Oracles

We have chosen Pythnet as its oracle solution for pricing assets. Pyth is a sophisticated oracle network that supplies real-time, high-fidelity data feeds from multiple price sources. This enhances its robustness against price manipulation attacks by making it more expensive and less profitable to exploit.

Circuit Breakers

Instead of naively absorbing the feeds received from Pyth, we will implement two new circuit breakers intended to mitigate potential price manipulation attacks. These circuit breakers will activate whenever the volatility of a certain feed is extremely high or there’s too much uncertainty over the real level of a certain price. Whenever any of these filters triggers, the transaction will be invalidated*. The circuit breakers are the following:

• Exponential Moving Average (EMA): In addition to the spot price, Pyth offers an Exponential Moving Average (EMA) with each price feed. The EMA is a single price that aggregates the spot price and historical prices for a certain asset, where “the most recent samples receive the most weight, and samples further back in time get exponentially less weight the farther in the past they are.” Given this characteristic, the EMA is significantly more resistant to manipulation than the spot price. This is the reason we incorporate the EMA as a circuit breaker. The way we incorporate it is as follows:

  • First, we set some bounds above and below the EMA (i.e. Upper Bound = EMA + 15%; Lower Bound = EMA - 15%).

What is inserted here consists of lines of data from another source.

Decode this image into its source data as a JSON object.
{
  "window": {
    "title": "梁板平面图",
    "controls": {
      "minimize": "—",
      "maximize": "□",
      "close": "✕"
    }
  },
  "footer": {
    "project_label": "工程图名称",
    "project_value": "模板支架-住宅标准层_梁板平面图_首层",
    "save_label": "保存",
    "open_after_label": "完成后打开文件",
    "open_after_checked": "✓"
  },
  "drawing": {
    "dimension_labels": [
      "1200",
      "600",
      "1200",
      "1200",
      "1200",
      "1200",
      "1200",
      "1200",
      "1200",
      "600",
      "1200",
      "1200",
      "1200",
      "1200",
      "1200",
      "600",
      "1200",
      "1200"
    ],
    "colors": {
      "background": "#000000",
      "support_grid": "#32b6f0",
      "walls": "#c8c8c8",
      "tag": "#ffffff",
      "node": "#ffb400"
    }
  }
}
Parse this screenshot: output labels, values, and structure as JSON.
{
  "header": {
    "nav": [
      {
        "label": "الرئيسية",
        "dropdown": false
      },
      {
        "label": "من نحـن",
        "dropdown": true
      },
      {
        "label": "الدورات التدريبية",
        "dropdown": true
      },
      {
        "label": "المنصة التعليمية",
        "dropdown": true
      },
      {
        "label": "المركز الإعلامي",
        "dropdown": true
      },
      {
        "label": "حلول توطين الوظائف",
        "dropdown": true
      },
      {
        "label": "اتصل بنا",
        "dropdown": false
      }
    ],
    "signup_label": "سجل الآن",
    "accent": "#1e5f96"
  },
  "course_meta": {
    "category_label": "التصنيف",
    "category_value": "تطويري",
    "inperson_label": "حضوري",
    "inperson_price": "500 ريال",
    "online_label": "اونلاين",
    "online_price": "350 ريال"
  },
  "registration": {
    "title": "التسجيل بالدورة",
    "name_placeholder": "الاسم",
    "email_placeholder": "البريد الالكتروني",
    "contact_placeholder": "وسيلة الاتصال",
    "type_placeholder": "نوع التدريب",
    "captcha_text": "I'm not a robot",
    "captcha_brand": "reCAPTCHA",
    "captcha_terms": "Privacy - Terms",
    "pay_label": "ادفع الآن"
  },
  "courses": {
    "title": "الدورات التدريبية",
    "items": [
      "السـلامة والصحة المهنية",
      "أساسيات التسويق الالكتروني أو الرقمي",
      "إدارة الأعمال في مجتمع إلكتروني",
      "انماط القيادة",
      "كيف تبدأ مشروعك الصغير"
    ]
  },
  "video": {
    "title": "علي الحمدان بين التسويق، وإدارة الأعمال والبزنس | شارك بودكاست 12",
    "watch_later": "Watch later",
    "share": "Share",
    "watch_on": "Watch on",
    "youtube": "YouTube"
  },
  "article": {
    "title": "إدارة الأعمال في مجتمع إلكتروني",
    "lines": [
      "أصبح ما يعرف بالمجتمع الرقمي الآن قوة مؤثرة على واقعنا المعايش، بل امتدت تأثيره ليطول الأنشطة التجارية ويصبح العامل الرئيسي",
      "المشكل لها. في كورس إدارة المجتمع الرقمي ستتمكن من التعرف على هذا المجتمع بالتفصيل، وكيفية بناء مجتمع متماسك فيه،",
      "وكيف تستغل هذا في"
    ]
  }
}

  • Then we check whether the spot price is within those bounds.

  • If it is, the transaction is valid.

  • If it isn’t, the transaction is invalidated.

• Confidence Interval (CI): Pyth offers a CI with each feed that informs on the level of certainty that the publishers of that feed have on the reported price. All else equal, the larger the CI, the lower the certainty of publishers on the real spot price of the asset. As such, the rationale for incorporating this circuit breaker is obvious. The way it’s implemented is as follows:

  • If the ratio between the CI and the EMA is above a certain threshold, the transaction is invalidated.

Both the magnitude of the EMA bounds and the Confidence Interval threshold are governance defined parameters.

Note that there are some exceptions on what transactions are invalidated by circuit breakers triggering. These exceptions are: liquidation, deposit and repay transactions. The reason for the exceptions is that we want to always guarantee liveness for these transactions. For liquidations because solvency of the system is a paramount concern and circuit breakers could lead to halting liquidations. For deposit and repay transactions because we want to allow users to always be able to save their positions from liquidation, even when certain circuit breakers are activated. There’s one final exception, and it’s for withdraw transactions from accounts with no debt.

These circuit breakers trade off liveness for security. For a lending protocol, we believe this is a worthwhile tradeoff. However, users should be aware that when these new circuit breakers are triggered they won’t be able to interact with the protocol (including borrows, withdrawals and so on). This could lead to temporary or permanent loss of funds or value, including the inability to sell assets while prices or market conditions are deteriorating. While we don’t expect this to happen often, it is definitely a possibility.

Additionally, as with the new liquidations mechanism, these new circuit breakers might lead to unforeseen issues at both the mechanism and smart contract levels.